Figure A68. North Pacific anomaly, interpreted as the North Pacific slab, with (horizontal) [vertical] cross sections through (A)[D] the UUP07 p-wave) and (B)[D] the combined SL2013 and S40RTS s-wave models at 1110 km; C) the location of the modern geological record that we interpret to have formed during the subduction of the slab.
Update April 10, 2019:
Recent plate-kinematic reconstructions of the NW Pacific by Domeier et al. (2017) and Vaes et al. (2019) confirm that the North Pacific slab is related to northward-dipping intra-oceanic subduction of the Kula plate below the Kronotsky arc. They infer, however, that the Kronotsky arc was located on a separate oceanic plate referred to as the ‘Kronos plate’ (Domeier et al., 2017) or the ‘Kronotsky plate’ (Vaes et al., 2019), instead of on a southward extension of the North American plate. The Kronotsky arc was suggested to have formed during a regional plate reorganization around 85-80 Ma (Vaes et al., 2019), which we adopt as the (updated) age of the base of the slab. The arrest of arc volcanism at 40±2 Ma (Levashova et al., 2000) may be explained by the arrival of the Kula-Pacific ridge in the Kronotsky subduction zone (Vaes et al., 2019). After cessation of subduction at ~40 Ma, the western part of the extinct Kronotsky arc moved with the Pacific plate until it collided with Kamchatka at ~10-5 Ma (Domeier et al., 2007; Vaes et al., 2019). Remnants of the (western part) of the Kronotsky arc are preserved on the eastern peninsulas of Kamchatka and possibly as the pre-Eocene basement of the Komandorsky Islands, the westernmost islands of the Aleutian arc. Based on the observed extend of the North Pacific anomaly, the Kronotsky subduction zone and arc may have continued for thousands of kilometers in northeast direction toward the North American continent (Domeier et al., 2017; Vaes et al., 2019). This suggests that remnants of the arc (if not entirely lost to subduction) may also be preserved further to the east, in Alaska (Domeier et al., 2017).

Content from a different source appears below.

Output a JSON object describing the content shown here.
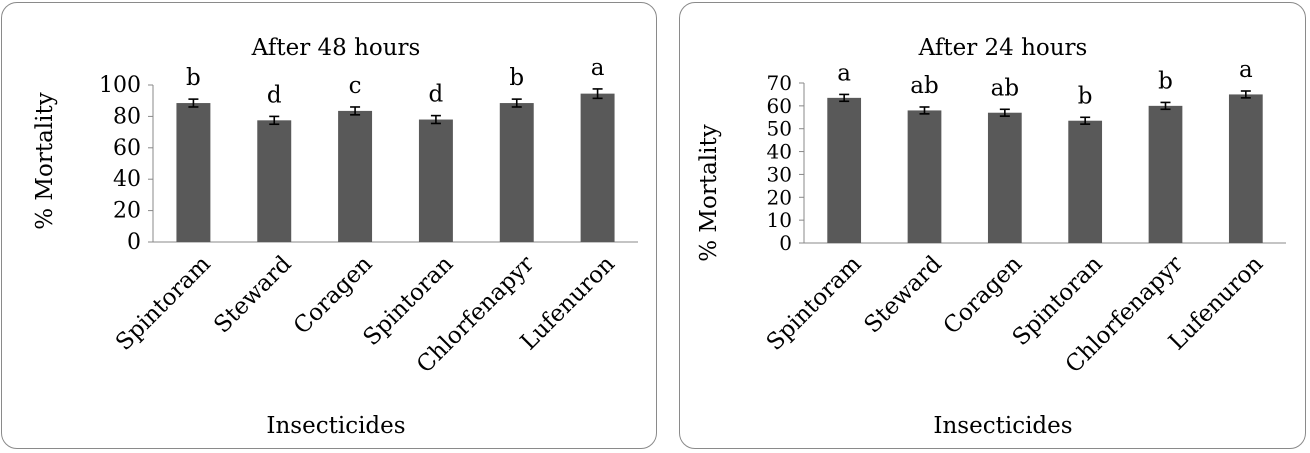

Text in van der Meer et al., 2018:
The North Pacific anomaly (Figure A68) is located below the northern Pacific Ocean and southern Alaska from the mid-mantle up to upper part of the lower mantle. In previous tomographic studies it has been interpreted as Kula (Qi et al., 2007), Pacific slab (Ren et al., 2007) and was also identified as ‘K’ in Sigloch (2011). The Aleutian slab (section 3.3) higher in the mantle to the north that subducted since 56-46 Ma led us to infer that the North Pacific anomaly represents Early or pre-Cenozoic subducted lithosphere (van der Meer et al., 2010). Shapiro and Solov’ev (2009) inferred northward subduction of Kula oceanic lithosphere below a southward extension of the North American plate, resulting in the intra-oceanic Kronotsky-Commander arc now found in Kamchatka. This arc was dated by Levashova et al. (2000) to be active from 73+/-7 Ma (Campanian-Maastrichtian) to 40 +/-2 Ma (Eocene), perhaps with a switch in subduction polarity in the Paleocene, resulting in subduction of North American plate.
The reconstruction of Shapiro and Solov’ev (2009), who restored the Kronotksy-Commander arc as part of the Pacific plate after its Eocene cessation, would place the arc in a positon that is in agreement with the location of the North Pacific slab. We therefore follow their interpretation and surpass our previous interpretation (van der Meer et al., 2010) which was based on an older reconstruction (Engebretson et al., 1985) of the paleo-Pacific Ocean. Following its extinction the Kronotsky-Commander arc was transported westward as an aseismic ridge to the Eurasian plate and collided with Kamchatka at ~5 Ma (Shapiro and Solov’ev, 2009).